La mirada cíclope de Carmena

Carmena contempla la realidad con un solo ojo de cíclope que no ve la otra mitad del populismo

Dice Manuela Carmena, con motivo de la presentación de su libro La joven Política, que el "resurgir de la extrema derecha indica que tenemos una democracia que no tiene la calidad que debería tener". Tiene razón. Pero olvida que el resurgir de la extrema izquierda indica lo mismo. Y no es solo que resurja, sino que cogobierna con el PSOE. Fue vicepresidente segundo Pablo Iglesias y ahora lo es Yolanda Díaz. Hay cinco ministros de Unidas Podemos. Para un observador imparcial es evidente que la izquierda extrema o populista ha alcanzado mucho más poder, gracias a su pacto con el PSOE, que la derecha extrema o populista. Al igual que a ese observador imparcial le resultaría evidente que el apoyo de EH Bildu y ERC al Gobierno lo escora hacia la izquierda radical independentista. Sin embargo, a Carmena solo le preocupa el resurgir de la extrema derecha.

Dice también que "el nivel de agresividad en el discurso público y la enquistada estructura de partidos políticos son una amenaza para la democracia". Y vuelve a tener razón. Pero nuevamente solo apunta a la derecha popular y populista, ignorando los discursos de Unidas Podemos, ERC o EH Bildu. También acierta al afirmar que "el acto de despedida de la señora Merkel y de bienvenida del señor Schölz indica que ellos han aceptado que la democracia, fundamentalmente, es un proceso de diálogo entre unos y otros". Pero vuelve a ignorar que esta ausencia de diálogo no es imputable solo a Casado, sino también a Sánchez; no solo a Abascal, sino también a Belarra.

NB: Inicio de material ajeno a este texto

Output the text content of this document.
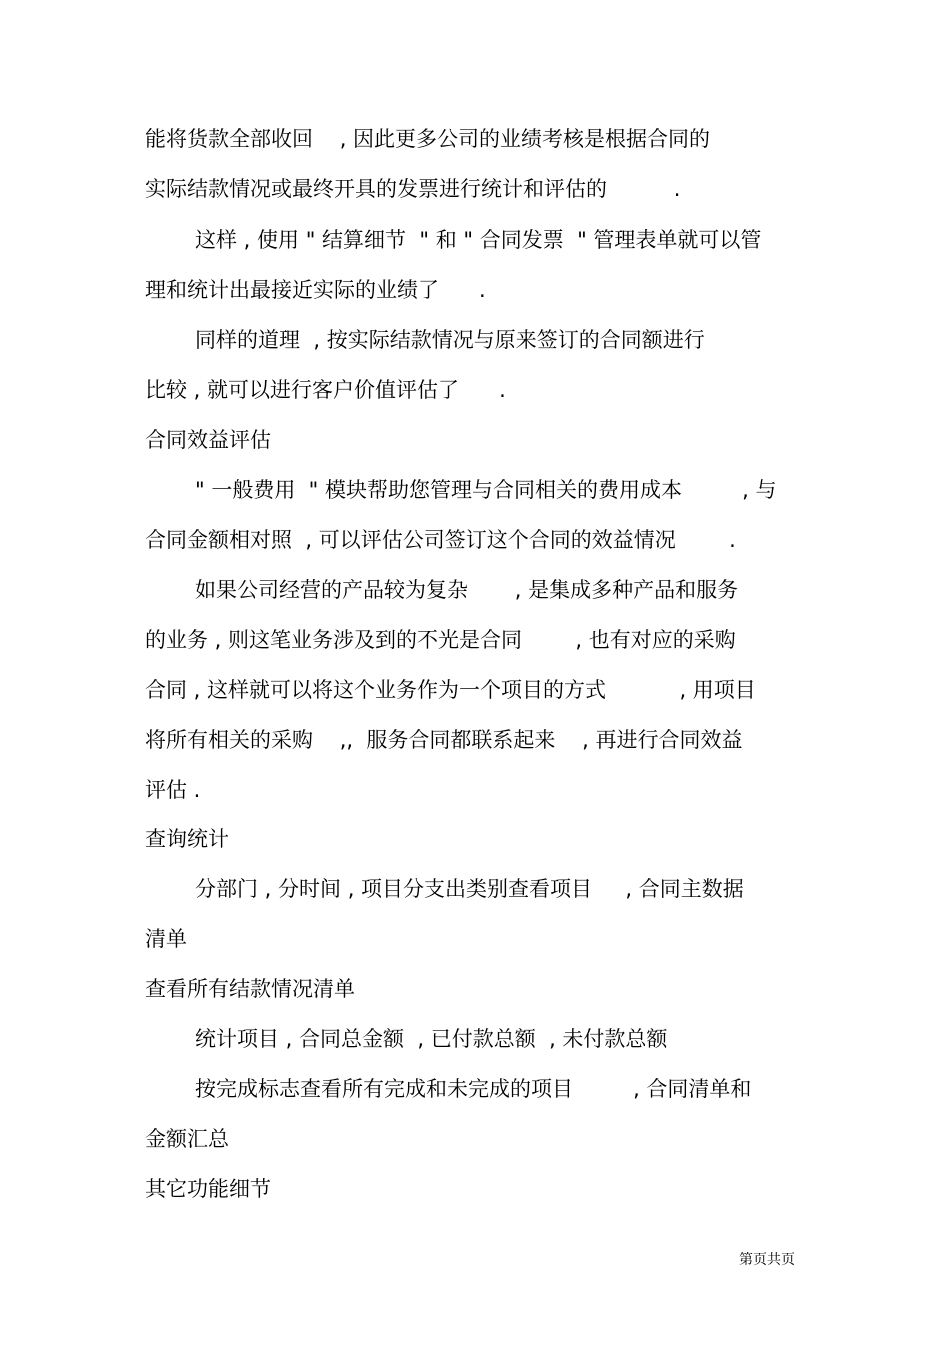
能将货款全部收回    , 因此更多公司的业绩考核是根据合同的
实际结款情况或最终开具的发票进行统计和评估的          .
这样 , 使用 " 结算细节  " 和 " 合同发票  " 管理表单就可以管
理和统计出最接近实际的业绩了      .
同样的道理  , 按实际结款情况与原来签订的合同额进行
比较 , 就可以进行客户价值评估了      .
合同效益评估
" 一般费用  " 模块帮助您管理与合同相关的费用成本         , 与
合同金额相对照  , 可以评估公司签订这个合同的效益情况        .
如果公司经营的产品较为复杂       , 是集成多种产品和服务
的业务 , 则这笔业务涉及到的不光是合同        , 也有对应的采购
合同 , 这样就可以将这个业务作为一个项目的方式           , 用项目
将所有相关的采购    ,,  服务合同都联系起来    , 再进行合同效益
评估 .
查询统计
分部门 , 分时间 , 项目分支出类别查看项目     , 合同主数据
清单
查看所有结款情况清单
统计项目 , 合同总金额  , 已付款总额  , 未付款总额
按完成标志查看所有完成和未完成的项目         , 合同清单和
金额汇总
其它功能细节
第页共页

A causa de los efectos de la crisis de 2008, de los graves escándalos de corrupción que han afectado al PP y al PSOE y al ensimismamiento de ambas formaciones, los partidos populistas han alcanzado una representación parlamentaria desconocida en nuestra historia democrática. Son hechos que deberían obligar a ambos partidos a reflexionar y renovarse. No lo han hecho. La consecuencia es que en las últimas elecciones 3.656.979 españoles votaron a la derecha populista de Vox y 2.381.960 a la izquierda populista de UP. La responsabilidad no es tanto de los votantes como de los dos grandes partidos que se ganaron a pulso la fuga de votantes a su izquierda y su derecha, y del merecido hundimiento de Cs. Por ello Carmena tiene razón; pero una razón cíclope que contempla la realidad con un solo ojo que no ve la otra mitad del populismo.